Vor vielen Jahren verkaufte der Vater sein Haus, um seinem Sohn zu helfen, der sich keine Wohnung leisten konnte. Wiktor schlug seinem Vater folgendes vor:
„Warum brauchst du dieses Haus? Du bist doch alleine dort. Wir haben eine Familie, Kinder. Du wirst bei uns wohnen, du wirst dich nicht langweilen.“
Der Vater zögerte, aber am Ende stimmte er für seinen Sohn zu.
Zunächst war alles gut, aber mit der Zeit änderte sich die Situation. Wiktor wurde immer distanzierter, seine Frau regte sich über Kleinigkeiten auf und die Tochter begann, ihren Großvater wie einen Fremden zu betrachten.
Bald verstand der alte Mann, dass er überflüssig geworden war. Man wies ihm eine Ecke im Zimmer zu, und er versuchte, nicht aufzufallen, um keine Probleme zu verursachen.
Eines Tages sagte Wiktor:
„Vater, wir haben ein wichtiges Ereignis. Meine Tochter heiratet und du musst ausziehen. Wir haben ein gutes Altenheim gefunden. Dort arbeiten gute Menschen, du wirst sicher sein. Hier ist kein Platz.“
„Wiktor… Ich habe das Haus verkauft, um dir zu helfen. Ich habe alles, was ich hatte, abgegeben, weil ich daran geglaubt habe, dass du dich um mich kümmerst, so wie ich mich um dich gekümmert habe. Es war schwer für mich, dieses Haus zu verlassen, aber ich habe es für dich getan. Und jetzt schickst du mich in ein Altenheim?“
„Vater, mach dir keine Sorgen, ich werde dich besuchen. Du wirst nicht alleine sein.“
Der alte Mann protestierte nicht. Er wusste, dass sein Sohn bereits entschieden hatte. Am selben Tag brachten sie ihn in das Altenheim.
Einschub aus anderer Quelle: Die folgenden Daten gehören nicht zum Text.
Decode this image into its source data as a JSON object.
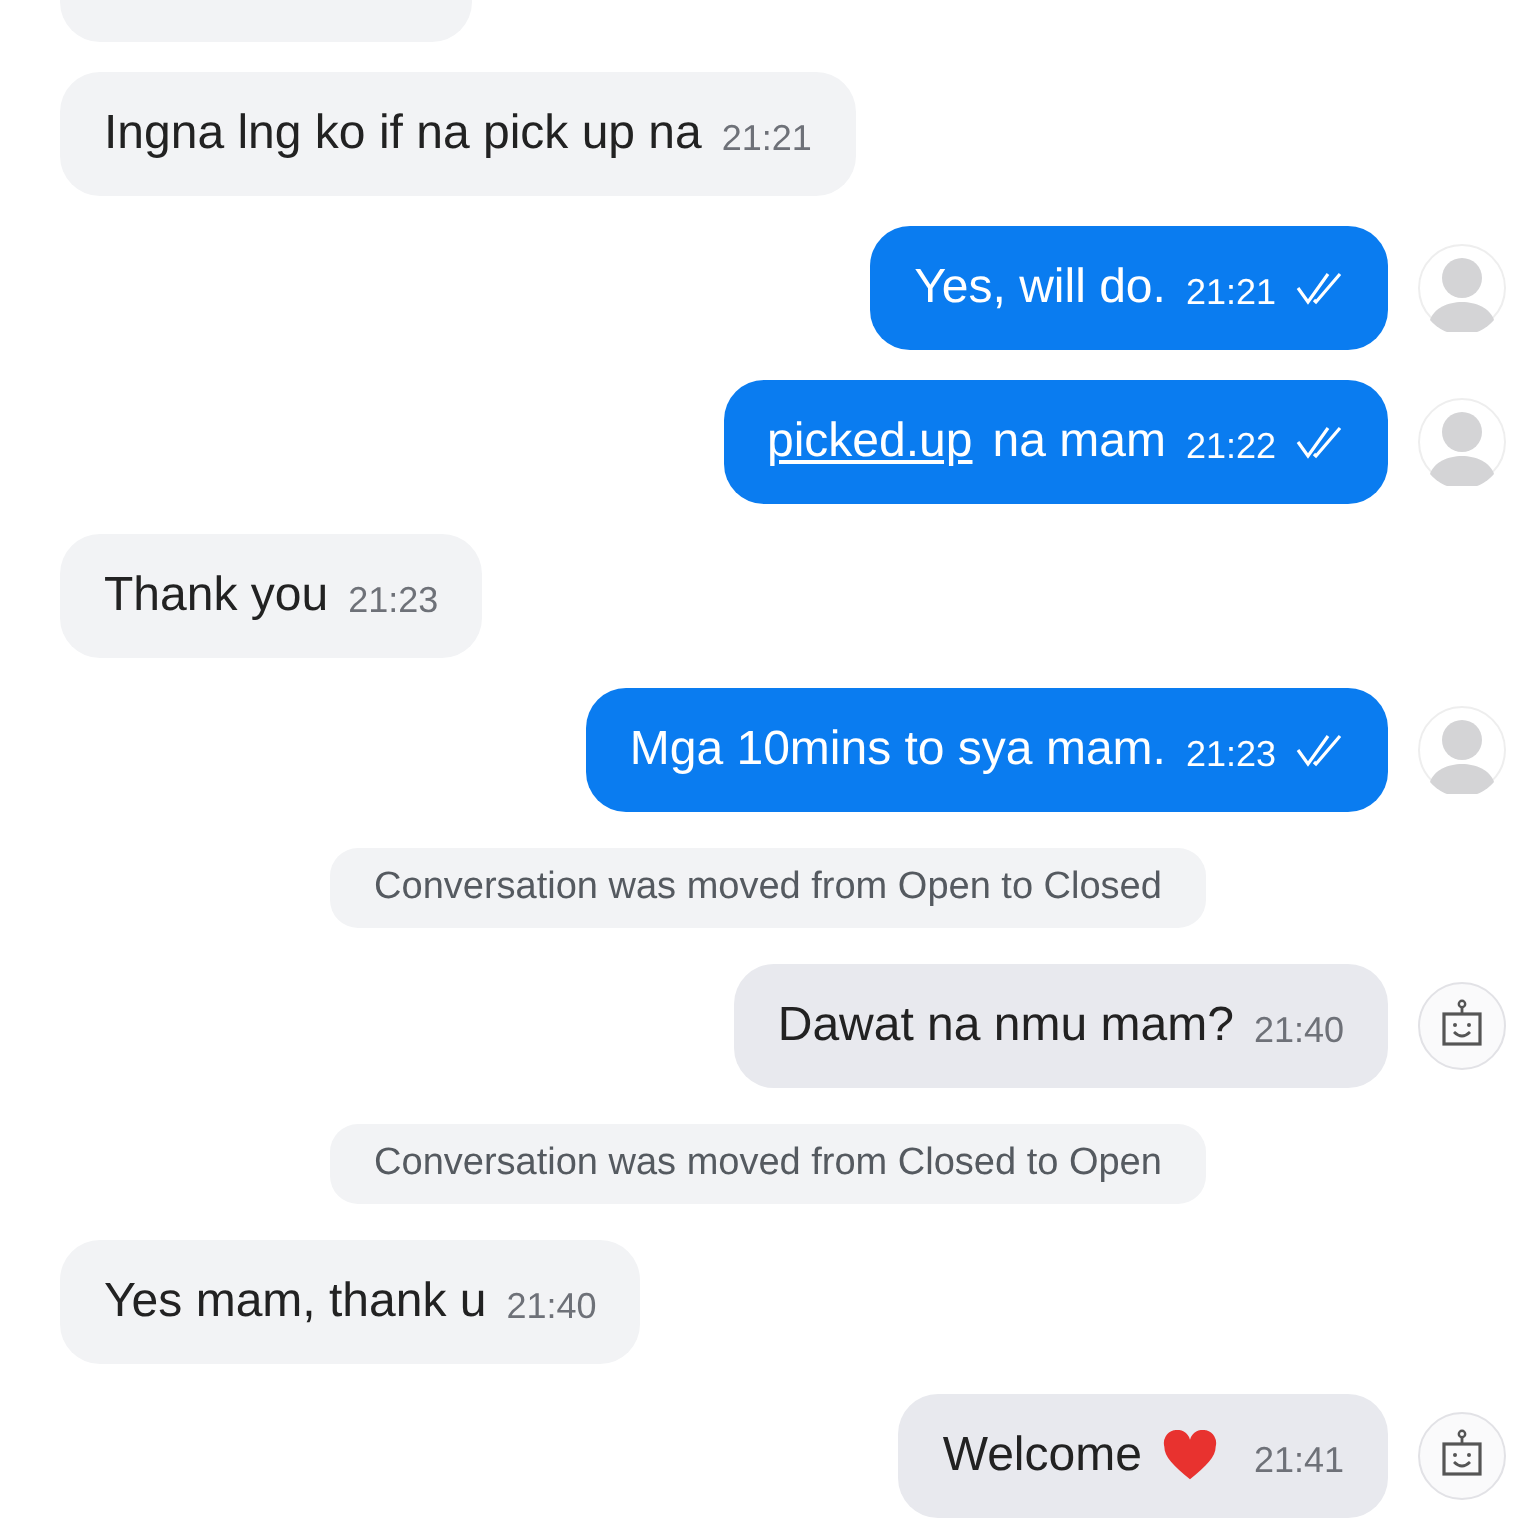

Anfangs war er niedergeschlagen, er aß nicht und sprach nicht. Aber mit der Zeit gewöhnte er sich daran. Im Altenheim war eine junge Krankenschwester, die sich aufrichtig um ihn kümmerte. Sie sagte keine gewöhnlichen Floskeln, sah ihn nicht mit Mitleid an. Sie war einfach da.
Nach sechs Monaten starb der alte Mann. Wiktor hatte ihn nie besucht.
Als man ihn zu einem Anwalt rief, erwartete er, etwas über das Erbe zu erfahren. Doch im Testament fand er seinen Namen nicht. Alles, was der Vater sein Leben lang angesammelt hatte – eine Million Rubel – hinterließ er derselben Krankenschwester.
Der Anwalt übergab Wiktor einen Zettel mit der Aufschrift:
„Ich wollte meine letzten Jahre in Ruhe verbringen. Aber du hast mich verraten. Dieses Geld habe ich demjenigen hinterlassen, der bei mir war, als ich litt. Demjenigen, der Fürsorge und Menschlichkeit zeigte. Leb wohl.“
Wiktor las diese Worte mehrmals. Erst dann wurde ihm klar, dass er viel mehr verloren hatte als das Erbe. Er hatte die ihm nächststehende Person verloren. Aber es war schon zu spät.